Сицилиец вздрогнул. Разумеется, сомнения быть не могло! Это его знакомый, его спутник на пароходе, Конраден!

Риккардо инстинктивно снял шляпу и уже готов был расплыться в улыбке. Но светлые голубые глаза смотрели ему прямо в лицо холодно и чуть дерзко.

- Нет, это не бей, - обернулась к нему Джоконда, - но некто еще поважнее его… Как, ты снял шляпу? Не можешь же ты знать его?…

- Я готов присягнуть, что это тот самый мужчина, с которым я ехал сюда на пароходе. Раз он так неучтив, что не желает узнавать меня, то мне ни капли не интересно, кто он такой.

- О, ты ошибаешься! - расхохоталась Джоконда. - Ведь это Си-Измаил, Си-Измаил бен-Алуи. Он плавает только на собственной яхте. Он страшно богат. Твой знакомый, верно, похож на него.

- Кто же этот Си-Измаил?

- Наверное, никто не знает. Там где-то, в алжирской Сахаре, его считают святым, а святость, говорят, перешла к нему по наследству. Но он много времени проводит здесь, и французское Правительство очень предупредительно в отношении него. Говорят, по матери он англичанин или что-то в этом роде. Он друг бея. Но откуда у него деньги - никто не знает.
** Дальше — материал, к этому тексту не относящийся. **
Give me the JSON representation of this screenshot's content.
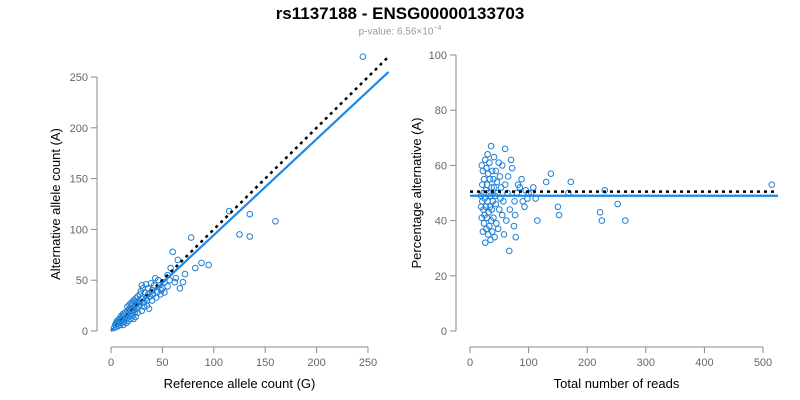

Бею и самому, говорит папа, не хватает того, что ему отпускают французы.

- Что же он - министр при бее?

- Нет, он должности никакой не занимает, но утверждают, будто во всем, что делается, видна его рука. Бея давно низложили бы, если бы не он. Одни полагают, что ему платит Англия, другие - что его услугами пользуется Германия. Но все это похоже на пустую болтовню.

Риккардо был поражен. Он не сомневался, что тут не было ошибки с его стороны. Он узнал бы эти светлые голубые глаза, где бы ни встретил; других таких глаз, с точно таким выражением, быть не могло. Но Джоконде он ничего не сказал.

Между тем они миновали длинную колоннаду Большой мечети. Отсюда начинались базары. Риккардо не сразу схватил общий ансамбль. Ему вспомнились грезы его детства, фантастические картины, которые рисовало его воображение, когда он увлекался приключениями Гарун аль-Рашида. Действительность далеко опередила фантазию.

В узких проходах между лавками свет был затенен навесами, но местами солнечные лучи, прорываясь, давали ослепительно-яркие пятна. Только эти пятна да пестрые красно-зеленые колонны, будто неожиданно, как попугаи в монастырь, сюда затесавшиеся, нарушали общий тускло-золотой колорит. Казалось, что все здесь согрето и пронизано солнцем. По обе стороны шли низкие лавки, а между ними взад и вперед двигалась толпа арабов в желтых туфлях, негров, берберов и евреев. Вавилонское столпотворение языков, жужжанье, как подле улья летом. Нелюбопытные глаза провожали юношу и девушку, выходцев из иного мира.

- Это улица благовоний, - объяснила Джоконда, - самая аристократическая часть базара. Торговцы благовониями - по происхождению арабы или мавры, народ чванный. Говорят, будто многие еще хранят ключи от своих замков в Кордове и в Гренаде. Иные из них так богаты, что деньги им ни к чему. Но они продолжают являться сюда, я думаю, по привычке, или потому, что это проделывали их отцы.

Лавки были маленькие, с одним единственным прилавком, заставленным бутылочками из цветного стекла, иногда с позолотой. Пучки длинных свечей и стройные фиалы с благовониями были подмешены к потолку, а кувшины с маслами и эссенциями расставлены на полках по бокам. За прилавками сидели, развалившись и лениво беседуя с приятелями или с покупателями, хозяева, бледнолицые арабы, одетые в дорогие, нежных оттенков ткани, - эстетические продавцы эстетических товаров.

Джоконда остановилась у одной из лавок.

- Я познакомлю тебя, - шепнула она. - Махомед Энифар, старый друг папы.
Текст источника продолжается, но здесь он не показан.